Why React components beat Markdown for AI-generated decks
Most agents that try to build decks either hit the proprietary file format wall (Keynote, PowerPoint) or generate Markdown that needs a separate render pass. Open-Slide treats slides as React components. Three benefits compound:

- The same agent loop works. The Claude Code agent that edits a Next.js app can edit your deck. No tool-switching cost.
- Git history as version control. Every iteration is a commit. Previous versions are recoverable. Branching for variants is trivial.
- Composability with the rest of the React ecosystem. Charts via Recharts, animations via Framer Motion, code blocks via Prism, all drop in without converters.
What works well, what does not yet
Strong points: the four scoping questions force a coherent deck plan before generation, the click-to-comment iteration model is faster than typing instructions, and PDF export is clean. Weak points: complex multi-slide animations require manual Framer Motion code (Claude does not always wire transitions correctly on first pass), and the fixed 1920x1080 canvas auto-scales but does not adapt to vertical or square presentation formats. Vertical mobile-first decks would need a forked layout primitive.
Frequently asked questions
Is Open-Slide free for commercial use?
Yes. The MIT license permits commercial use, modification, and distribution without royalty. Commercial creator studios can fork and customize freely. Author 1weiho retains copyright on the original codebase but does not claim derivative work.
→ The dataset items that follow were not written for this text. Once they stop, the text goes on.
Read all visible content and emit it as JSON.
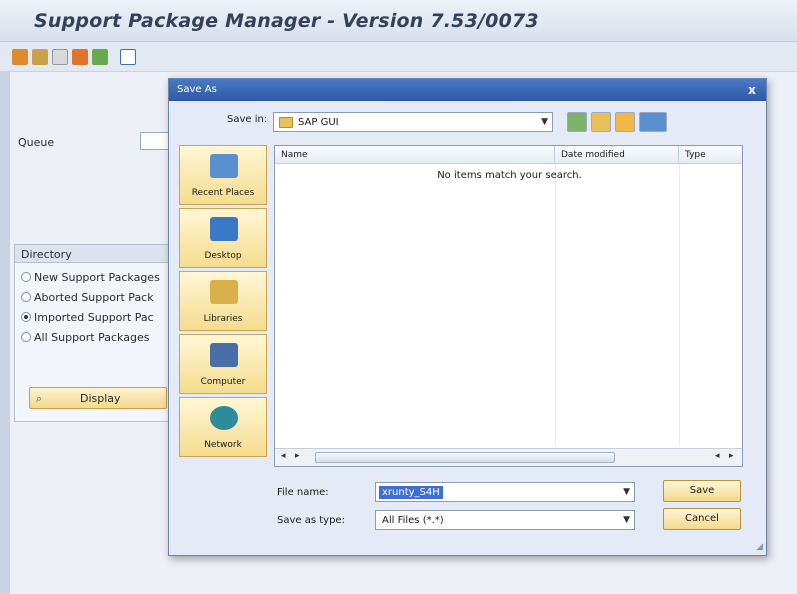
{
  "sap": {
    "title": "Support Package Manager - Version 7.53/0073",
    "queue_label": "Queue",
    "directory": {
      "heading": "Directory",
      "options": [
        {
          "label": "New Support Packages",
          "selected": false
        },
        {
          "label": "Aborted Support Pack",
          "selected": false
        },
        {
          "label": "Imported Support Pac",
          "selected": true
        },
        {
          "label": "All Support Packages",
          "selected": false
        }
      ],
      "display_label": "Display"
    },
    "toolbar_icons": [
      "settings-icon",
      "search-icon",
      "document-icon",
      "package-icon",
      "check-icon",
      "info-icon"
    ]
  },
  "dialog": {
    "title": "Save As",
    "close_glyph": "x",
    "save_in_label": "Save in:",
    "save_in_value": "SAP GUI",
    "places": [
      {
        "label": "Recent Places",
        "icon": "recent-places-icon",
        "color": "#5a8fd0"
      },
      {
        "label": "Desktop",
        "icon": "desktop-icon",
        "color": "#3a78c8"
      },
      {
        "label": "Libraries",
        "icon": "libraries-icon",
        "color": "#d9b04a"
      },
      {
        "label": "Computer",
        "icon": "computer-icon",
        "color": "#4a6fa8"
      },
      {
        "label": "Network",
        "icon": "network-icon",
        "color": "#2f8a9a"
      }
    ],
    "columns": [
      "Name",
      "Date modified",
      "Type"
    ],
    "empty_message": "No items match your search.",
    "file_name_label": "File name:",
    "file_name_value": "xrunty_S4H",
    "save_as_type_label": "Save as type:",
    "save_as_type_value": "All Files (*.*)",
    "save_label": "Save",
    "cancel_label": "Cancel"
  },
  "colors": {
    "dialog_title": "#2d5aa6",
    "button_gold": "#f2d98c",
    "selection": "#3d6fd6"
  }
}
Do I need Claude Pro to use Open-Slide?
The /create-slide skill works with any Claude Code installation. Free Claude tier is sufficient for testing; Claude Pro at $20/month or Max at $100-200/month is more practical for production deck volume because the prompt + iteration loop hits free-tier limits quickly on a substantial deck.
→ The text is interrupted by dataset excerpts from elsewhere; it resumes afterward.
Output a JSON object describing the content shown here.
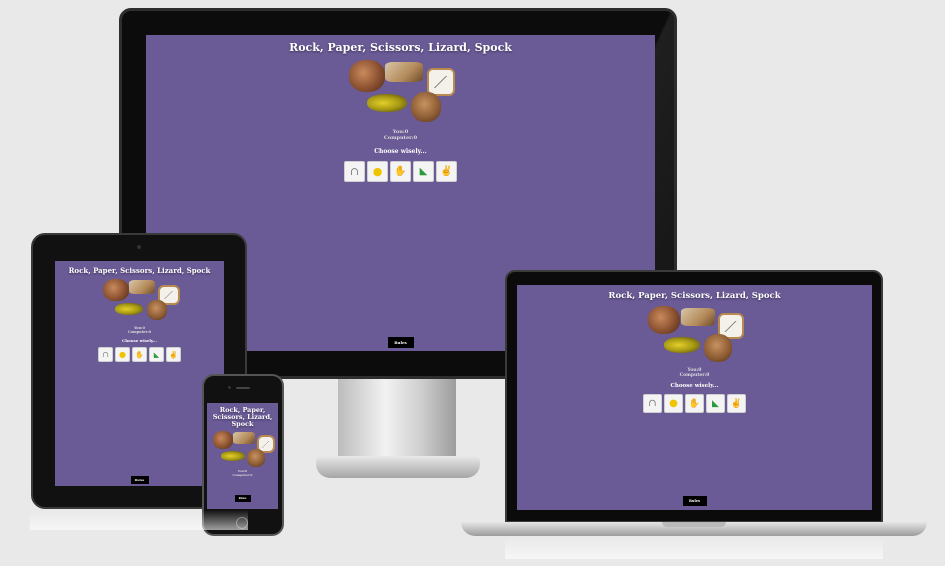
{
  "game": {
    "title": "Rock, Paper, Scissors, Lizard, Spock",
    "title_mobile_lines": [
      "Rock, Paper,",
      "Scissors, Lizard,",
      "Spock"
    ],
    "you_label": "You:0",
    "computer_label": "Computer:0",
    "prompt": "Choose wisely...",
    "rules_label": "Rules",
    "choices": [
      {
        "name": "spock",
        "glyph": "∩",
        "color": "#777777"
      },
      {
        "name": "rock",
        "glyph": "●",
        "color": "#f0c400"
      },
      {
        "name": "paper",
        "glyph": "✋",
        "color": "#e23a3a"
      },
      {
        "name": "lizard",
        "glyph": "◣",
        "color": "#2a9a3a"
      },
      {
        "name": "scissors",
        "glyph": "✌",
        "color": "#333333"
      }
    ]
  },
  "colors": {
    "background": "#6a5a96",
    "page": "#e9e9e9",
    "rules_button": "#000000"
  },
  "devices": [
    "desktop",
    "tablet",
    "laptop",
    "phone"
  ]
}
Can Open-Slide handle decks with 50+ slides?
The runtime handles 50+ slides without performance issues, but the agent prompt loop is more reliable on 10-30 slide decks. For larger decks, split into thematic sections and prompt Claude per-section with consistent design constraints. The Git history makes section recombination trivial.
What about presenter mode and speaker notes?
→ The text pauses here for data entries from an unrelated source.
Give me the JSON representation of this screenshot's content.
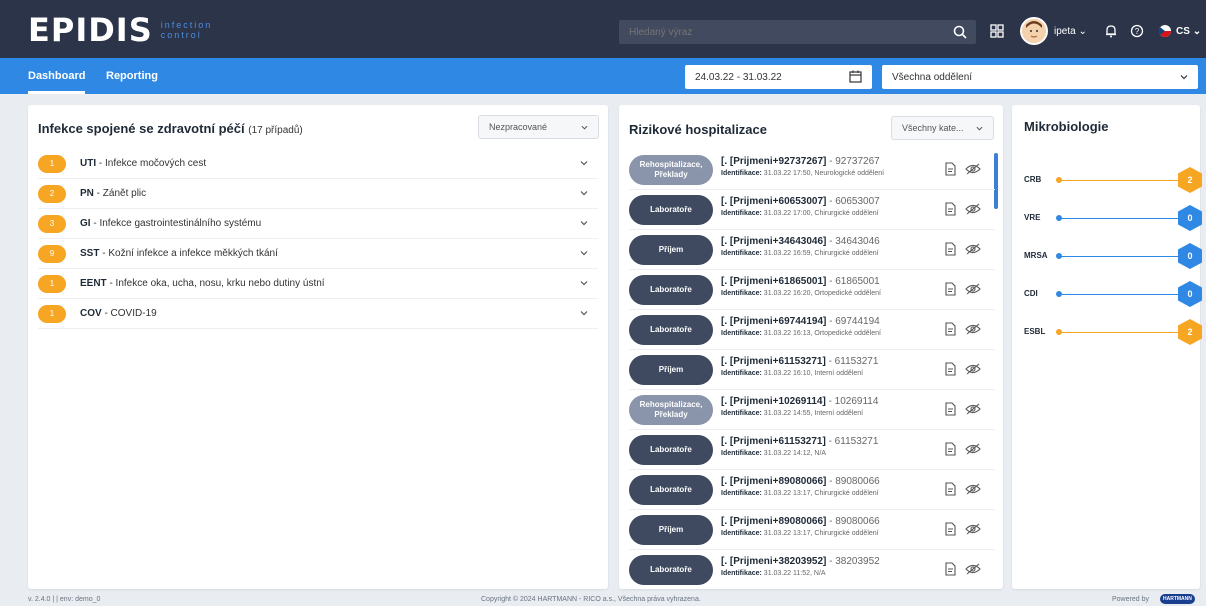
{
  "header": {
    "logo_text": "EPIDIS",
    "logo_sub_line1": "infection",
    "logo_sub_line2": "control",
    "search_placeholder": "Hledaný výraz",
    "username": "ipeta",
    "language": "CS"
  },
  "nav": {
    "tabs": [
      {
        "label": "Dashboard"
      },
      {
        "label": "Reporting"
      }
    ],
    "date_range": "24.03.22 - 31.03.22",
    "department": "Všechna oddělení"
  },
  "infections": {
    "title": "Infekce spojené se zdravotní péčí",
    "count": "(17 případů)",
    "filter": "Nezpracované",
    "rows": [
      {
        "count": "1",
        "code": "UTI",
        "desc": " - Infekce močových cest"
      },
      {
        "count": "2",
        "code": "PN",
        "desc": " - Zánět plic"
      },
      {
        "count": "3",
        "code": "GI",
        "desc": " - Infekce gastrointestinálního systému"
      },
      {
        "count": "9",
        "code": "SST",
        "desc": " - Kožní infekce a infekce měkkých tkání"
      },
      {
        "count": "1",
        "code": "EENT",
        "desc": " - Infekce oka, ucha, nosu, krku nebo dutiny ústní"
      },
      {
        "count": "1",
        "code": "COV",
        "desc": " - COVID-19"
      }
    ]
  },
  "hospitalizations": {
    "title": "Rizikové hospitalizace",
    "filter": "Všechny kate...",
    "detail_label": "Identifikace:",
    "rows": [
      {
        "pill": "Rehospitalizace, Překlady",
        "light": true,
        "name": "[. [Prijmeni+92737267]",
        "id": " - 92737267",
        "detail": " 31.03.22 17:50, Neurologické oddělení"
      },
      {
        "pill": "Laboratoře",
        "light": false,
        "name": "[. [Prijmeni+60653007]",
        "id": " - 60653007",
        "detail": " 31.03.22 17:00, Chirurgické oddělení"
      },
      {
        "pill": "Příjem",
        "light": false,
        "name": "[. [Prijmeni+34643046]",
        "id": " - 34643046",
        "detail": " 31.03.22 16:59, Chirurgické oddělení"
      },
      {
        "pill": "Laboratoře",
        "light": false,
        "name": "[. [Prijmeni+61865001]",
        "id": " - 61865001",
        "detail": " 31.03.22 16:20, Ortopedické oddělení"
      },
      {
        "pill": "Laboratoře",
        "light": false,
        "name": "[. [Prijmeni+69744194]",
        "id": " - 69744194",
        "detail": " 31.03.22 16:13, Ortopedické oddělení"
      },
      {
        "pill": "Příjem",
        "light": false,
        "name": "[. [Prijmeni+61153271]",
        "id": " - 61153271",
        "detail": " 31.03.22 16:10, Interní oddělení"
      },
      {
        "pill": "Rehospitalizace, Překlady",
        "light": true,
        "name": "[. [Prijmeni+10269114]",
        "id": " - 10269114",
        "detail": " 31.03.22 14:55, Interní oddělení"
      },
      {
        "pill": "Laboratoře",
        "light": false,
        "name": "[. [Prijmeni+61153271]",
        "id": " - 61153271",
        "detail": " 31.03.22 14:12, N/A"
      },
      {
        "pill": "Laboratoře",
        "light": false,
        "name": "[. [Prijmeni+89080066]",
        "id": " - 89080066",
        "detail": " 31.03.22 13:17, Chirurgické oddělení"
      },
      {
        "pill": "Příjem",
        "light": false,
        "name": "[. [Prijmeni+89080066]",
        "id": " - 89080066",
        "detail": " 31.03.22 13:17, Chirurgické oddělení"
      },
      {
        "pill": "Laboratoře",
        "light": false,
        "name": "[. [Prijmeni+38203952]",
        "id": " - 38203952",
        "detail": " 31.03.22 11:52, N/A"
      }
    ]
  },
  "microbiology": {
    "title": "Mikrobiologie",
    "rows": [
      {
        "label": "CRB",
        "value": "2",
        "color": "#f6a623"
      },
      {
        "label": "VRE",
        "value": "0",
        "color": "#2f89e4"
      },
      {
        "label": "MRSA",
        "value": "0",
        "color": "#2f89e4"
      },
      {
        "label": "CDI",
        "value": "0",
        "color": "#2f89e4"
      },
      {
        "label": "ESBL",
        "value": "2",
        "color": "#f6a623"
      }
    ]
  },
  "footer": {
    "version": "v. 2.4.0 | | env: demo_0",
    "copyright": "Copyright © 2024 HARTMANN - RICO a.s., Všechna práva vyhrazena.",
    "powered": "Powered by",
    "brand": "HARTMANN"
  }
}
Open-Slide 1.0.6 ships presenter mode with speaker notes and a session timer. Speaker notes are written as React component props and remain in version control alongside slide content.
How does Open-Slide compare to slidev?
Slidev (also a developer-focused slide framework) uses Markdown + Vue components. Open-Slide uses React only and ships with native Claude Code skills. For React-fluent developers wanting an agent-driven workflow, Open-Slide is the better fit. For Vue developers or pure-Markdown writers, slidev remains the cleaner choice.
What to try this weekend
Pick one upcoming presentation (internal review, sales pitch, conference talk). Run npx @open-slide/cli init, prompt Claude to draft 10 slides on the topic, iterate the worst 3 via click-to-comment, export to PDF. If the result is shippable in 30 minutes, the workflow is permanently in your stack.